How does dependency resolution happen using package.lock.json

.NET projects use the package.lock.json file to lock dependencies and their specific versions. It is a snapshot of the exact versions of packages installed in a project, including their dependencies and sub-dependencies, requested versions, resolved versions, and contenthash. The lock file provides a more dependable, uniform, and accurate representation of the dependency graph. In Endor Labs’ dependency management, the resolution of dependencies is primarily based on package.lock.json, which takes precedence over projects.assets.json to resolve dependencies. Endor Labs fetches the dependency information from package.lock.json and creates a comprehensive dependency graph. Endor Labs lists the associated vulnerabilities on the Endor Labs user interface. If the package.lock.json file is not present in the repository, Endor Labs triggers the restore process to generate the package.lock.json file and uses it to perform the dependency scans.

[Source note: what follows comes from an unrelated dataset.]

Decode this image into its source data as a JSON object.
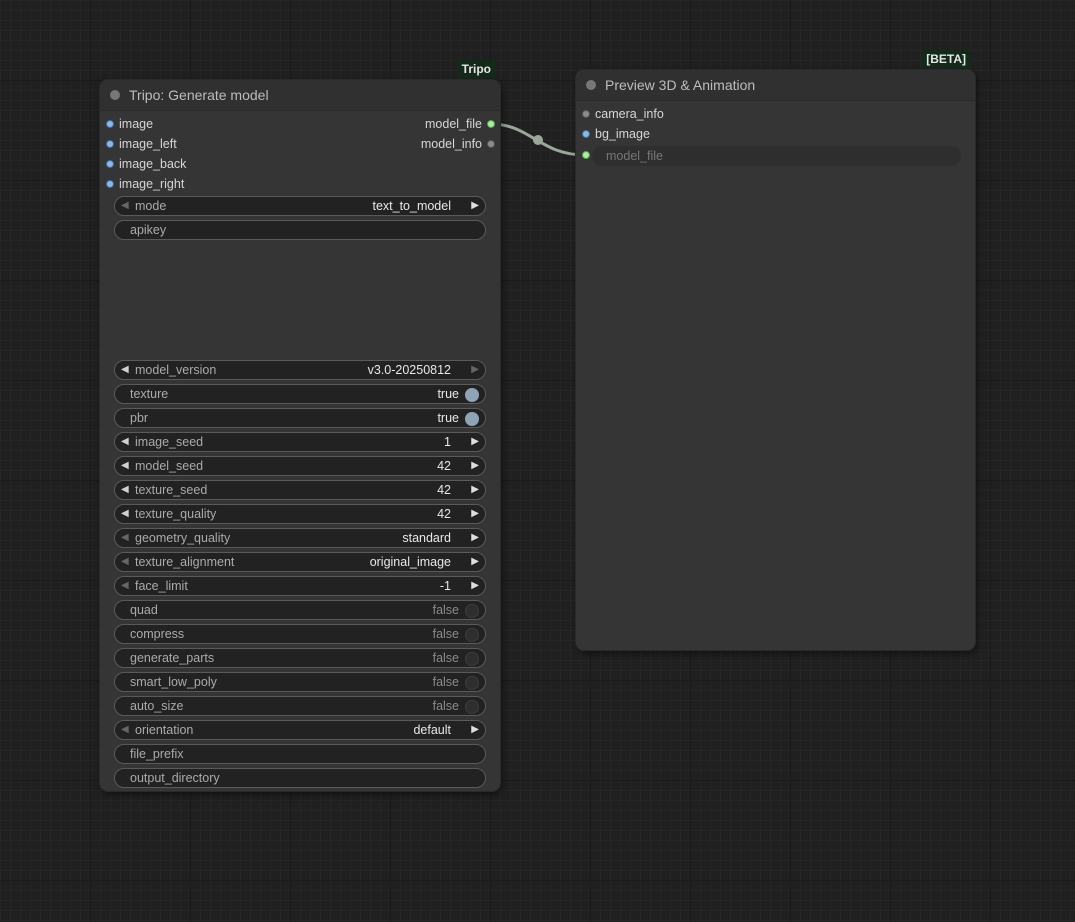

Resolving package names from props files

endorctl evaluates MSBuild property values that contain variables, as long as the same file defines those variables for example, Directory.Build.props. This enables accurate resolution of package names and versions, even if they are not explicitly declared in the .csproj file. For example, in a setup like test.csproj 
<Project Sdk="Microsoft.NET.Sdk">
  <PropertyGroup>
    <TargetFrameworks>net8</TargetFrameworks>
  </PropertyGroup>
  <ItemGroup>
    <PackageReference Include="Newtonsoft.Json" Version="13.0.3" />
  </ItemGroup>
</Project>
Directory.Build.props 
<Project>
  <PropertyGroup>
    <CompanyName>via-build-prop</CompanyName>
    <AssemblyName>$(CompanyName).$(MSBuildProjectName)</AssemblyName>
  </PropertyGroup>
</Project>
When generating package names for .NET projects, the system evaluates the AssemblyName property defined in the project’s .props file. Instead of using a generic name like test, the system applies the evaluated value, for example, via-build-prop.test. This approach enables consistent and customizable package naming based on MSBuild properties.

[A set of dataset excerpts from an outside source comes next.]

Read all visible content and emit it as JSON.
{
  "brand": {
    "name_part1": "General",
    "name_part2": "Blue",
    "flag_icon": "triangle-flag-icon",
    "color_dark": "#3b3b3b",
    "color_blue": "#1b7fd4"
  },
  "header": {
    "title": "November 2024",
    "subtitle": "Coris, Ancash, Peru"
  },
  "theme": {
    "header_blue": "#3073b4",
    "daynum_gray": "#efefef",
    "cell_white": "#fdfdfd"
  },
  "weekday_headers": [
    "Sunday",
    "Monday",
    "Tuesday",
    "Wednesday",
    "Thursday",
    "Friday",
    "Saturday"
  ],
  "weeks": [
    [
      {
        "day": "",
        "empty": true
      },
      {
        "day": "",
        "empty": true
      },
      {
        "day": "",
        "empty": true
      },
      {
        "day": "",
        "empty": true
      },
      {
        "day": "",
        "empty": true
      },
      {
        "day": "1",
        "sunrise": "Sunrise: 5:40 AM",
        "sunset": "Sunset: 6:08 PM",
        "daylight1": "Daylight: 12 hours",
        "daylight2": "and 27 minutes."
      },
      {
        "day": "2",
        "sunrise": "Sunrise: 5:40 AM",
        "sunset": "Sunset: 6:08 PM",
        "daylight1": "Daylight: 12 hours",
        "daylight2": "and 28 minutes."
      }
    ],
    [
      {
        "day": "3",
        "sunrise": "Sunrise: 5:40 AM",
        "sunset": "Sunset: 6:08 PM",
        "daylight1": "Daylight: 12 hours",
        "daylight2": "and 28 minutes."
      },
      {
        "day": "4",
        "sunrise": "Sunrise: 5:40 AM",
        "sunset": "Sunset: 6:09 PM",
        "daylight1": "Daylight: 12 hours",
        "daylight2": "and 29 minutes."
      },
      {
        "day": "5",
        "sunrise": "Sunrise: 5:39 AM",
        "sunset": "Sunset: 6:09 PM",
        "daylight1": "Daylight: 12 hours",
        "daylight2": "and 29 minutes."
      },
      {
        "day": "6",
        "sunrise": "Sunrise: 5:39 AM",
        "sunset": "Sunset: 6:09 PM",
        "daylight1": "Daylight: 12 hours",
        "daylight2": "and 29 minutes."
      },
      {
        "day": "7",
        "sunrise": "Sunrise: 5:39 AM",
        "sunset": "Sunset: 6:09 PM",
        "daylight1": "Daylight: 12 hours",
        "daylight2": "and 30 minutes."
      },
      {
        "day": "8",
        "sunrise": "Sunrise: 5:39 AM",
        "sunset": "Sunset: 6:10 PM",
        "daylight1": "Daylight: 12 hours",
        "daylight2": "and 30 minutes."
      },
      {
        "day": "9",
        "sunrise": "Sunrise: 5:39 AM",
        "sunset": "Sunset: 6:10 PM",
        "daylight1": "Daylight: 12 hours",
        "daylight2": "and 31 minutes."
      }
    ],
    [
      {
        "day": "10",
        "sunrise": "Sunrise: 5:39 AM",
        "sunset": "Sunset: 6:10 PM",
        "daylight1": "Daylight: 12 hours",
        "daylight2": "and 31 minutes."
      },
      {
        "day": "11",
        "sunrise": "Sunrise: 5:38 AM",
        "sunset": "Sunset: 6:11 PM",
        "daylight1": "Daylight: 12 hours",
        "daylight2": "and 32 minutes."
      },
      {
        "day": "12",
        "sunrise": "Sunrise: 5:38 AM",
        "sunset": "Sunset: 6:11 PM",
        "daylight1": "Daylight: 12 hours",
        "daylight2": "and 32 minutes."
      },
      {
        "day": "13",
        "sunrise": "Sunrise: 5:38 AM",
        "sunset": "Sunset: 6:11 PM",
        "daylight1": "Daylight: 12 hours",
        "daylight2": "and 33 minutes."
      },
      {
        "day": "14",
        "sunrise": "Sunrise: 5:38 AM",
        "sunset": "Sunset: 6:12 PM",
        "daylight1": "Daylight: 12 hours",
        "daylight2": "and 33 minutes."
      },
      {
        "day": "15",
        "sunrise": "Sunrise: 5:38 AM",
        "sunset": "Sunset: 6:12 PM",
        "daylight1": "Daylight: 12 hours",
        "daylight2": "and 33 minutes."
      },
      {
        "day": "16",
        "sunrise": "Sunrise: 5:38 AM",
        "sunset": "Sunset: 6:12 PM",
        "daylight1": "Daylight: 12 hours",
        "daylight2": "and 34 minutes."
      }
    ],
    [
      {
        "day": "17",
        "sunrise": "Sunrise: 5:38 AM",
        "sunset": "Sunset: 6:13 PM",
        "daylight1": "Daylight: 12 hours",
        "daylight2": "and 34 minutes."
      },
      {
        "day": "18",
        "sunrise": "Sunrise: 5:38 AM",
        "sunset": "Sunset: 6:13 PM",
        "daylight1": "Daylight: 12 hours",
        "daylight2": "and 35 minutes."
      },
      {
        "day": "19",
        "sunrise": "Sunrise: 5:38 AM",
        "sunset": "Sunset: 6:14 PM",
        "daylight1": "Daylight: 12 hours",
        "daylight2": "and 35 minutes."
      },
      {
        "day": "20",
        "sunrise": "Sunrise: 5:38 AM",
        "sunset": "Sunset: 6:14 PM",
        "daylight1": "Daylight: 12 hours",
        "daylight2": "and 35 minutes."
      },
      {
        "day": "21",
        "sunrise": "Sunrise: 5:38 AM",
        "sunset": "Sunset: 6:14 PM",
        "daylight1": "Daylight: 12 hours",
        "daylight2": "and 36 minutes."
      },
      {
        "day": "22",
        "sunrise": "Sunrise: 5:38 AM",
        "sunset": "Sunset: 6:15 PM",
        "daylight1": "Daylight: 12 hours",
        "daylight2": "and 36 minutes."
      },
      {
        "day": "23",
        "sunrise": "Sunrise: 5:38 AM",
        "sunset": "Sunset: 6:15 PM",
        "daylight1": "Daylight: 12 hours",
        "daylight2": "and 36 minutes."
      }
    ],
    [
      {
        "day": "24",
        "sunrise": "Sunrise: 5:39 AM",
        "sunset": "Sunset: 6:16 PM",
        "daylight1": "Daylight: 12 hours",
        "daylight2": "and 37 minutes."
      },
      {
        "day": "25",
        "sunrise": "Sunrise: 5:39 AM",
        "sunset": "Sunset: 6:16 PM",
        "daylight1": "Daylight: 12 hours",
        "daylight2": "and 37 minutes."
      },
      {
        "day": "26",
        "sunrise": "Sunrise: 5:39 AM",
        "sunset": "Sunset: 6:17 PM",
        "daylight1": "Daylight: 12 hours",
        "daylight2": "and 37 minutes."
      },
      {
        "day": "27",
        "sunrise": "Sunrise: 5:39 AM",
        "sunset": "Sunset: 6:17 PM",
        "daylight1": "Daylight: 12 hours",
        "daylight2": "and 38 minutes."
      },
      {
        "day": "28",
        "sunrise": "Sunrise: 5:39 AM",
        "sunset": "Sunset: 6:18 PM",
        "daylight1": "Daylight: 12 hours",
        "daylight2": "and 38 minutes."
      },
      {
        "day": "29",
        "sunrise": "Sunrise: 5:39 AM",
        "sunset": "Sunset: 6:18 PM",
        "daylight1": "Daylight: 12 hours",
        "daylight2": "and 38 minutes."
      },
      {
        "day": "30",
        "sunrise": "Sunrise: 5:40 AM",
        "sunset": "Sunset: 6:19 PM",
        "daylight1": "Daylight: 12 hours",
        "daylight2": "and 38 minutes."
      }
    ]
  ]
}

How Endor Labs performs static analysis on the code

Endor Labs performs static analysis on the C# code based on the following factors:
  • Endor Labs creates call graphs for your package and combines them with the dependency call graphs to form a comprehensive call graph for the entire project.
  • Endor Labs looks for the project’s .dll files typically located within the bin directory.
  • Endor Labs performs an inside-out analysis of the software to determine the reachability of dependencies in your project.
  • The static analysis time may vary depending on the number of dependencies in the package and the number of packages in the project.

Known Limitations

  • When using the GitHub app, either resolve all the private and internal dependencies, or Configure private NuGet package repositories before running a scan.
  • When working with old-style MSBuild projects, we recommend scanning them through Continuous Integration (CI) after building the project to ensure that the .NET build system generates the required obj/project.assets.json file. For monitoring scans, support for restoring dependencies in Windows projects is limited. This may lead to restore or build errors, potentially causing unexpected scan results.

Call graph limitations

  • You must install .NET 7.0.1 (SDK 7.0.101) or later on the host system.
  • The following .NET programming languages are not supported for dependency resolution or call graph generation:
    • Projects written in F#
    • Projects written in Visual Basic
  • Endor Labs bases .NET call graph support on Microsoft’s Common Intermediate Language (CIL). Ensure that artifacts such as .exe or .dll files exist in the project’s standard workspace through a build and restore or a restored cache.

Troubleshoot errors

Here are a few error scenarios that you can check for and attempt to resolve them.
  • Host system check failure errors: .NET or NuGet is not installed or not present in the PATH environment variable. Install NuGet and try again.
  • Unresolved dependency errors: This error occurs when the .csproj file can not be parsed or if it has syntax errors.